Quantcast
Last updated on February 14, 2012 at 1:08 EST

Drugs Cut Heart Risk; NZ Patients Unlikely to Benefit From Cocktail

September 7, 2005

New Zealand’s highly regulated drug- buying regime means blood- pressure patients are unlikely to benefit from a modern cocktail of drugs that can drastically cut heart attack risk.

A European study published in the Lancet medical journal this week, the Ascot trial, showed a new drug combination outperformed the more common traditional regime.

People with high blood pressure who took amlodipine (a calcium channel blocker) and perindopril (an ACE inhibitor) were 25 per cent less likely to have a stroke, 15% less likely to have a heart attack and 25% less likely to die from a cardiovascular event than those who took a more traditional combination of a beta blocker and a diuretic.

The study, which involved 19,000 patients, is considered so persuasive that an expert group has been formed in the UK to advise the Government on its impact.

However, Professor Mark Richards, director of the Christchurch Cardioendocrine Research Group, said New Zealand’s “extremely tough pharmaceutical environment” meant it was difficult to get new medicines approved by drug- buying agency Pharmac.

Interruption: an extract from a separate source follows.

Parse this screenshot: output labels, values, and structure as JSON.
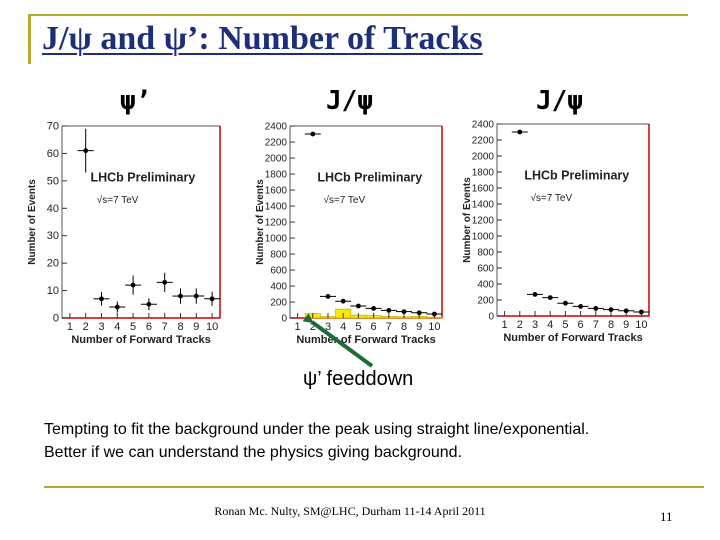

Perindopril was not subsidised at all in New Zealand and amlodipine could only be prescribed with a special dispensation, he said.

Richards said the Ascot trial was a “powerful” study. “There’s no doubt that it gives meaningful differences in rates of events such as the need for surgery, non- fatal heart attack, fatal and non- fatal stroke,” he said.

Richards expected the research would reawaken debate between Pharmac, doctors and consumer groups about funding new medications.

National Heart Foundation medical director Norman Sharpe said the study was large enough to be able to show small reductions in risk and to be of note.

“The study does suggest that the newer drugs are probably superior,”Sharpe said.

He said Pharmac tended to be “slow and defensive” and did not take into consideration overall health gain when considering medications.